Instructors: Brooks Fredrickson and Cade Bourne
Tue, Thu 10am–12:30pm
Cross-listed: HISTORY 190S-03

Electronic Dance Music Culture (EDMC) is a convergence of multiple histories and imagined futures, technology and transcendence, liberation and globalization. EDMC’s contemporary moment of global influence has only been made possible by histories of experimentation, innovation, and determination. This course will chart the historical development of EDMC from its origins in the pioneering work of early avant-garde electronic music composers beginning in Paris in the 1920’s and proceeding through to the 7.3 Billion dollar global industry that it is today. Each thematic section will foreground the socio-historical dimensions in the development of sound and technology. Additionally, each section will include a practicum where students will be exposed to the form and function of industry standard softwares (Ableton, Logic, Max MSP, Sonic Pi, Serato). Students will leave the course with a multi-dimensional understanding of the histories, cultural implications and technical developments of major themes of electronic and electronic dance music. This course is co-taught by composer and artist Brooks Fredrickson and Cade Bourne, an ethnomusicologist specializing in global EDMC with over twenty years of experience as a professional DJ, Producer, and Event Promoter.

Summer Session 1

Session 1 runs from May 13 thru June 25.

Art, Art History & Visual Studies

ARTHIST 205-01: The Aegean Bronze Age

Instructor: K. Jazwa
TU+TH 11:00 AM-12:00 PM
CCI, ALP, CZ; Crosslist: CLST 352-01
Survey of Greek prehistory, from the final Neolithic to the end of the era in ca. 1200 BCE. Issues to be considered include the historicity of the Trojan War, the relationship of this period to later Greek history and cultural identity.

ARTSVIS 198-01M: Experimental Interface Design

Instructor: W. Seaman
M TU W TH F 4:00 PM-5:15 PM; Online course
STS, ALP; Crosslist: VMS 198-01M, AMI 190-01M, ISS 198-01M
Class explores issues surrounding embodied approaches to interface design. Articulates methodology for generating new forms of human/computer interface; includes workshops, discussions, student presentations, critiques and group brainstorming sessions. Content related to biomimetics; haptic body knowledge; multi-modal sensing; physical computing; physical | digital relationships; networked relations; the potentials of virtual space and different qualities of space, both visual and sonic. Database potentials discussed and explored in service of developing new approaches to interface. Instructor consent required.
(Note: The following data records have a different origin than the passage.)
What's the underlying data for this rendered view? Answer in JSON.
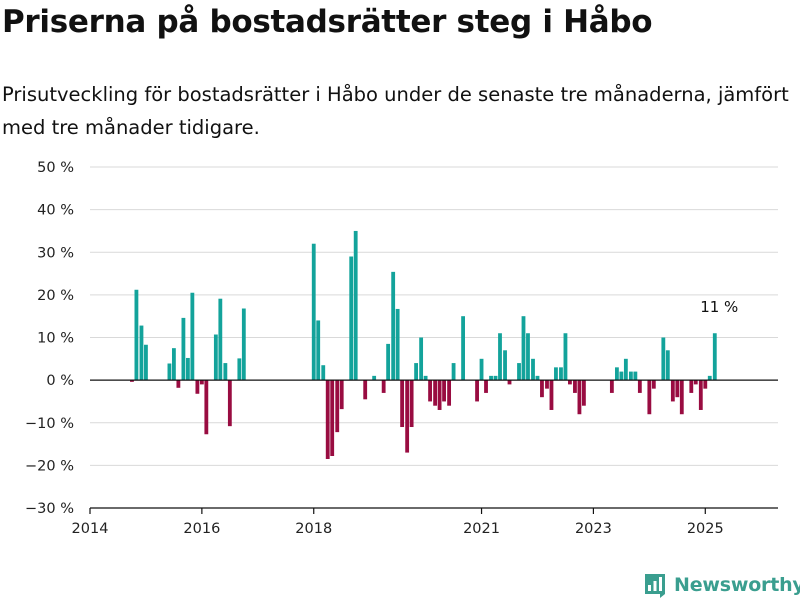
{
  "header": {
    "title": "Priserna på bostadsrätter steg i Håbo",
    "subtitle": "Prisutveckling för bostadsrätter i Håbo under de senaste tre månaderna, jämfört med tre månader tidigare."
  },
  "brand": {
    "name": "Newsworthy",
    "icon": "bar-chart-logo-icon",
    "color": "#3a9e8f"
  },
  "colors": {
    "positive": "#13a39b",
    "negative": "#990c41",
    "grid": "#d9d9d9",
    "axis": "#111111"
  },
  "chart_data": {
    "type": "bar",
    "title": "",
    "xlabel": "",
    "ylabel": "",
    "ylim": [
      -30,
      50
    ],
    "yticks": [
      -30,
      -20,
      -10,
      0,
      10,
      20,
      30,
      40,
      50
    ],
    "ytick_labels": [
      "−30 %",
      "−20 %",
      "−10 %",
      "0 %",
      "10 %",
      "20 %",
      "30 %",
      "40 %",
      "50 %"
    ],
    "xlim": [
      2014.0,
      2026.3
    ],
    "xticks": [
      2014,
      2016,
      2018,
      2021,
      2023,
      2025
    ],
    "xtick_labels": [
      "2014",
      "2016",
      "2018",
      "2021",
      "2023",
      "2025"
    ],
    "grid": "horizontal",
    "annotation": {
      "text": "11 %",
      "x": 2025.25,
      "y": 11
    },
    "series": [
      {
        "values": [
          {
            "x": 2014.75,
            "y": -0.4
          },
          {
            "x": 2014.83,
            "y": 21.2
          },
          {
            "x": 2014.92,
            "y": 12.8
          },
          {
            "x": 2015.0,
            "y": 8.3
          },
          {
            "x": 2015.42,
            "y": 3.9
          },
          {
            "x": 2015.5,
            "y": 7.5
          },
          {
            "x": 2015.58,
            "y": -1.8
          },
          {
            "x": 2015.67,
            "y": 14.6
          },
          {
            "x": 2015.75,
            "y": 5.2
          },
          {
            "x": 2015.83,
            "y": 20.5
          },
          {
            "x": 2015.92,
            "y": -3.2
          },
          {
            "x": 2016.0,
            "y": -1.0
          },
          {
            "x": 2016.08,
            "y": -12.7
          },
          {
            "x": 2016.25,
            "y": 10.7
          },
          {
            "x": 2016.33,
            "y": 19.1
          },
          {
            "x": 2016.42,
            "y": 4.0
          },
          {
            "x": 2016.5,
            "y": -10.8
          },
          {
            "x": 2016.67,
            "y": 5.1
          },
          {
            "x": 2016.75,
            "y": 16.8
          },
          {
            "x": 2018.0,
            "y": 32.0
          },
          {
            "x": 2018.08,
            "y": 14.0
          },
          {
            "x": 2018.17,
            "y": 3.5
          },
          {
            "x": 2018.25,
            "y": -18.5
          },
          {
            "x": 2018.33,
            "y": -17.8
          },
          {
            "x": 2018.42,
            "y": -12.2
          },
          {
            "x": 2018.5,
            "y": -6.8
          },
          {
            "x": 2018.67,
            "y": 29.0
          },
          {
            "x": 2018.75,
            "y": 35.0
          },
          {
            "x": 2018.92,
            "y": -4.5
          },
          {
            "x": 2019.08,
            "y": 1.0
          },
          {
            "x": 2019.25,
            "y": -3.0
          },
          {
            "x": 2019.33,
            "y": 8.5
          },
          {
            "x": 2019.42,
            "y": 25.4
          },
          {
            "x": 2019.5,
            "y": 16.7
          },
          {
            "x": 2019.58,
            "y": -11.0
          },
          {
            "x": 2019.67,
            "y": -17.0
          },
          {
            "x": 2019.75,
            "y": -11.0
          },
          {
            "x": 2019.83,
            "y": 4.0
          },
          {
            "x": 2019.92,
            "y": 10.0
          },
          {
            "x": 2020.0,
            "y": 1.0
          },
          {
            "x": 2020.08,
            "y": -5.0
          },
          {
            "x": 2020.17,
            "y": -6.0
          },
          {
            "x": 2020.25,
            "y": -7.0
          },
          {
            "x": 2020.33,
            "y": -5.0
          },
          {
            "x": 2020.42,
            "y": -6.0
          },
          {
            "x": 2020.5,
            "y": 4.0
          },
          {
            "x": 2020.67,
            "y": 15.0
          },
          {
            "x": 2020.92,
            "y": -5.0
          },
          {
            "x": 2021.0,
            "y": 5.0
          },
          {
            "x": 2021.08,
            "y": -3.0
          },
          {
            "x": 2021.17,
            "y": 1.0
          },
          {
            "x": 2021.25,
            "y": 1.0
          },
          {
            "x": 2021.33,
            "y": 11.0
          },
          {
            "x": 2021.42,
            "y": 7.0
          },
          {
            "x": 2021.5,
            "y": -1.0
          },
          {
            "x": 2021.67,
            "y": 4.0
          },
          {
            "x": 2021.75,
            "y": 15.0
          },
          {
            "x": 2021.83,
            "y": 11.0
          },
          {
            "x": 2021.92,
            "y": 5.0
          },
          {
            "x": 2022.0,
            "y": 1.0
          },
          {
            "x": 2022.08,
            "y": -4.0
          },
          {
            "x": 2022.17,
            "y": -2.0
          },
          {
            "x": 2022.25,
            "y": -7.0
          },
          {
            "x": 2022.33,
            "y": 3.0
          },
          {
            "x": 2022.42,
            "y": 3.0
          },
          {
            "x": 2022.5,
            "y": 11.0
          },
          {
            "x": 2022.58,
            "y": -1.0
          },
          {
            "x": 2022.67,
            "y": -3.0
          },
          {
            "x": 2022.75,
            "y": -8.0
          },
          {
            "x": 2022.83,
            "y": -6.0
          },
          {
            "x": 2023.33,
            "y": -3.0
          },
          {
            "x": 2023.42,
            "y": 3.0
          },
          {
            "x": 2023.5,
            "y": 2.0
          },
          {
            "x": 2023.58,
            "y": 5.0
          },
          {
            "x": 2023.67,
            "y": 2.0
          },
          {
            "x": 2023.75,
            "y": 2.0
          },
          {
            "x": 2023.83,
            "y": -3.0
          },
          {
            "x": 2024.0,
            "y": -8.0
          },
          {
            "x": 2024.08,
            "y": -2.0
          },
          {
            "x": 2024.25,
            "y": 10.0
          },
          {
            "x": 2024.33,
            "y": 7.0
          },
          {
            "x": 2024.42,
            "y": -5.0
          },
          {
            "x": 2024.5,
            "y": -4.0
          },
          {
            "x": 2024.58,
            "y": -8.0
          },
          {
            "x": 2024.75,
            "y": -3.0
          },
          {
            "x": 2024.83,
            "y": -1.0
          },
          {
            "x": 2024.92,
            "y": -7.0
          },
          {
            "x": 2025.0,
            "y": -2.0
          },
          {
            "x": 2025.08,
            "y": 1.0
          },
          {
            "x": 2025.17,
            "y": 11.0
          }
        ]
      }
    ]
  }
}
AMI 306S-01: Writing the Movie

Instructor: C. Russing
M TU TH 12:30 PM-2:35 PM; Online course
ALP; Crosslist: ENGLISH 225S-01
Theory and practice of the process of writing for the screen. Exploration of visual storytelling; analysis of screenplays and movies; developing original stories into screenplay format. Projects: writing and presenting treatments, outlines and scenes.

Music

Music 190S-01: Film, Concerts, Gaming: Gender

Mon Tue Thu 12:30–2:30
Instructor: Dayton Kinney
W, CCI, ALP, & CZ. Cross-listed: GSF 190S / SOCIOL 190S
Over the past century, there has been a dramatic increase in female composers with substantial careers. Within the U.S., several women have come to the forefront with distinct voices, including Amy Beach, Ruth Crawford Seeger, Joan Tower, Meredith Monk, Jennifer Higdon, Missy Mazzoli, and Caroline Shaw. Within the film and game industries, a handful of American women have begun rising through the ranks, establishing their own sound with films (Captain Marvel, The Shining, Dear John, A Clockwork Orange), and video games (God of War, Little Big Planet, Assassin’s Creed, Prince of Persia: Forgotten Sands). This course will focus on some of the major American female composers of the twentieth and twenty-first century. Students will explore the lives and works of several composers through selected readings, movies, and audio clips. Weekly discussions will include consideration of historical context and an in-depth look at topics such as harmony and form, style/genre, and orchestration. Students will also have the opportunity to discuss and debate additional topics, including accessibility, advocacy, feminism, gender, and performance practice. The course requires no prerequisites, no required textbooks, and all are welcome.